Ditambah dengan sejarah
pembentukannya yang berdasarkan Keppres, maupun track record dan kapasitas
keilmuwannya serta kredibilitas dari para tokoh yang tergabung sebagai 
anggotanya
yang cukup baik di mata sebagian besar kalangan di masyarakat. 
 
Dimana, itu semua
telah berperan besar sebagai penguat dan justifikasi bagi pendapat-pendapat
yang sebelumnya sudah ada di kalangan sebagian besar masyarakat. Atau, jika tak
boleh mengklaim sebagai kalangan sebagian besar masyarakat, paling tidak suara 
pendapat
itu berdengung dan bergema keras di kalangan masyarakat pendukung Cicak. 
 
Suara masyarakat dari
kalangan komunitas Cicak, dengan adanya Tim Delapan ini, menjadi tidak 
terpinggirkan
dan tidak tergilas oleh hegemoni suaranya para wakilnya yang dipilihnya melalui
pemilu yang lalu, yang sekarang telah bertahta di dampar kencana kekuasaannya,
salah satu diantaranya adalah mereka yang bersinggasana di Komisi III DPRRI.
 
Tim Delapan ini juga telah
berperan besar sebagai penyeimbang dari kalangan politisi parpol-parpol -yang 
walau tak duduk di lembaga legislatif
maupun eksekutif- juga tak urung telah ikutan terkooptasi oleh pragmatisme 
memulung
sisa rempah-rempah kekuasaan dan buaian angan-angan jabatan.
 
Itu bukan hal yang
sepele, mengingat situasi yang melingkupi adalah keinginan yang sangat kuat di
lingkungan para pemegang wewenang dan kekuasaan untuk tetap mengusahakan
semaksimal mungkin agar berhasil membawa kasus Bibit dan Chandra ke depan
Pengadilan.
 
Hal itu, setidaknya dapat disimak dari penegasan
Kapolri di depan para anggota Komisi III DPRRI, pada hari Jumat dini hari,
tanggal 6-Nopember-2009, yang menyampaikan bahwa : “…..Untuk SP3 jelas tidak. 
Kami nyatakan jelas tidak akan ada SP3 kasus
ini.
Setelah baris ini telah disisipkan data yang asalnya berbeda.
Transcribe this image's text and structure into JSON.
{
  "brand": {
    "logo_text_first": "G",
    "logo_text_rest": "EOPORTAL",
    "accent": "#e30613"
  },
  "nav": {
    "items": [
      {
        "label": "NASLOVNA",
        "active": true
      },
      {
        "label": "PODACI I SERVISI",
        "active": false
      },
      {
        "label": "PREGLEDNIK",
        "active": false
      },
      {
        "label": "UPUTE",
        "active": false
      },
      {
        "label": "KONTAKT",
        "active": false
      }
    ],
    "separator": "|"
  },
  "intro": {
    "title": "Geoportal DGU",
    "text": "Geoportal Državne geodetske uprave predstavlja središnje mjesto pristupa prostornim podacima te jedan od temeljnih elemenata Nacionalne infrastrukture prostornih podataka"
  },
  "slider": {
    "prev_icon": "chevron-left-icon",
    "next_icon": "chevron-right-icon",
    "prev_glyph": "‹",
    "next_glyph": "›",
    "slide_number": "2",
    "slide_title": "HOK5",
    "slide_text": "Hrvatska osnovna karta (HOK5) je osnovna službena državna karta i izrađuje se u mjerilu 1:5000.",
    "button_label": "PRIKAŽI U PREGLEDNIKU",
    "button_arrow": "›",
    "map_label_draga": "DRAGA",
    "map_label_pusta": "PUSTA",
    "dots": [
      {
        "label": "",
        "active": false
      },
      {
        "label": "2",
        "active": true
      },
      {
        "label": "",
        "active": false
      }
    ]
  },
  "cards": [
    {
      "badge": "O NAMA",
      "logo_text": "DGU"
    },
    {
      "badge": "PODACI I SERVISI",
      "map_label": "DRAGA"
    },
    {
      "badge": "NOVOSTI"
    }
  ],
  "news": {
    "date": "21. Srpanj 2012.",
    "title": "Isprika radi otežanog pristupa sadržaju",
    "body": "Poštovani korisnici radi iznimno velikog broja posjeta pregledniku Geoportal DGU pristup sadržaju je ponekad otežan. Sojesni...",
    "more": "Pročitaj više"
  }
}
Insya Allah maju terus sampai P21 berkas akan lanjut. Teman-teman
Kejaksaan akan fight di pengadilan pada waktunya nanti…..". 
 
Pun demikian juga
dengan yang disampaikan oleh Presiden SBY dalam pidatonya, bahwa : 
“…..sesungguhnya
jika kita ingin mengakhiri silang pendapat mengenai apakah Sdr. Chandra M.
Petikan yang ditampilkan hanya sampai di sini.